2007-07-20 06:12:39 · answer #8 · answered by KathyS 7 · 1 1

I've been a working mom and a stay at home mom. Staying at home is physically and mentally draining. There is no babysitter, because you are the babysitter. When you're sick, too bad, you still have to take care of everyone else. There are meals to prepare, laundry and dishes to wash, beds to make, bills to be paid. Then because you are at home, people think you have nothing to do, so they constantly ring your phone to ask for help in some way. I took care of all the doctor/dentist/ortho/school/ trips. Then, there are the days when the kids are constantly whining and crying or disagreeing and there is no getting away from it. There is no adult conversations unless you go to a drive-thru, bank, grocery store, drug store (usual rounds). Don't forget the neighbors who think you have been called to the ministry of motherhood and send their children to your house, too! Then there are those who think you are rich for being able to stay at home (yeah, right) and those who wonder what you have done all day long! When I worked, I dropped the kids off, drove to work, got something to drink, sat at my desk, had adult conversation, went out for lunch. Do you get the picture?

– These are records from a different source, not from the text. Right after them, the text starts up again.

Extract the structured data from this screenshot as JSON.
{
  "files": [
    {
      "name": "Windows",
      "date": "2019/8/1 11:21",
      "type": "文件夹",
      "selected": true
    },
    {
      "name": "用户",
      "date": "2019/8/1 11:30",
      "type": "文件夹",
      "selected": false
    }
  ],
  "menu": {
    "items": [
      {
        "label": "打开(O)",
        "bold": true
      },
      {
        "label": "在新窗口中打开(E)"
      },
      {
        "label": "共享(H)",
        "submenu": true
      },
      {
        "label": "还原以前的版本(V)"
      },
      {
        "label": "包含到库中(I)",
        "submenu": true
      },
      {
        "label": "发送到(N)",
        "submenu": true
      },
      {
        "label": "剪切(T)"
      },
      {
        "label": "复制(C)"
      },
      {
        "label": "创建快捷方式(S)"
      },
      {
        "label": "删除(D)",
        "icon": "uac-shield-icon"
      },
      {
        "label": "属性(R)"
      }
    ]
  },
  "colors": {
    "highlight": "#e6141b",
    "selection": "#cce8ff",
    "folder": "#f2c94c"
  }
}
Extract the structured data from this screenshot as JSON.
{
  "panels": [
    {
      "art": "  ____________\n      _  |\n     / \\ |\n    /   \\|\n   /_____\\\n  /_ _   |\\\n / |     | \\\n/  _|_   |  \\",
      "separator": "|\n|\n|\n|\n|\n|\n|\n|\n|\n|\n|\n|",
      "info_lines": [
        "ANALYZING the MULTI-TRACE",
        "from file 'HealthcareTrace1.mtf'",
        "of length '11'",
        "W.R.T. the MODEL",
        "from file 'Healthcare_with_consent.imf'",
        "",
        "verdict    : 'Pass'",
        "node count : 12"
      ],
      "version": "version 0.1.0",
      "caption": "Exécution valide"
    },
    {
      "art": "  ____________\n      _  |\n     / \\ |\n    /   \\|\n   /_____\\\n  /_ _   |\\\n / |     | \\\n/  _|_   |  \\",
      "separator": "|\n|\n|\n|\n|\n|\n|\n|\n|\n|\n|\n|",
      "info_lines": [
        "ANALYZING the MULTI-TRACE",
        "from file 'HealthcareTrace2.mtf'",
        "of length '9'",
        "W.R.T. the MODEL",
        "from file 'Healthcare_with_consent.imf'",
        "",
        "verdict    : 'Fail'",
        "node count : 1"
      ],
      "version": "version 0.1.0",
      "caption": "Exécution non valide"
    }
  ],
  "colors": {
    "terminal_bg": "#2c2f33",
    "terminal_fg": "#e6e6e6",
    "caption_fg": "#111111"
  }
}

2007-07-20 00:40:28 · answer #9 · answered by Mrs.Blessed 7 · 12 1

you have obviously never had to do this before. i have been a go to work mom and a stay at home mom now for the last 7 years, don't get me wrong i stay home by choice, and i love my job, i want to raise my kids not have some one else do it for me, but a moms day never ends, they never have a day off..it is very mentally challenging, especially with little ones, and never having an adult conversation all day. never time for yourself. you never get a break, where you can just clock out and go to lunch. it is a never ending strain of chores,cooking, breakfast, lunh, dinner, 35 cupcakes for one kids class, grocery shopping while juggling little billy and little sally , trying to throw every thing in thr buggy, keeping them from killing each other, never ending laundry, dishes, dusting, sweeping, mopping, toilets, tubs, vacuumong,errands, after school activities, homework, projects, be here on time and be there on time and don't forget billys poster board, and we need diapers, and we still have to find time to look nice for our husbands, and time to spend quality with all of our kids individually, and alone time with husband, do you see where i'm going with this. and on top of that we don't get paid. sometimes i feel like everything i do goes unnoticed, and unappreciated. if i was out of the picture this household would fall apart, the bills wouldn't go out , no one would eat a good meal, no clean clothes, nothing...and without my husband doing the hard work that he does, we would fall apart. it takes 2 to make a good home with kids run smoothly. if i get sick...the house is in utter turmoil, and the workload is twice as much when i get better. but housewives with kids have just as much hard work as people who leave the house to work.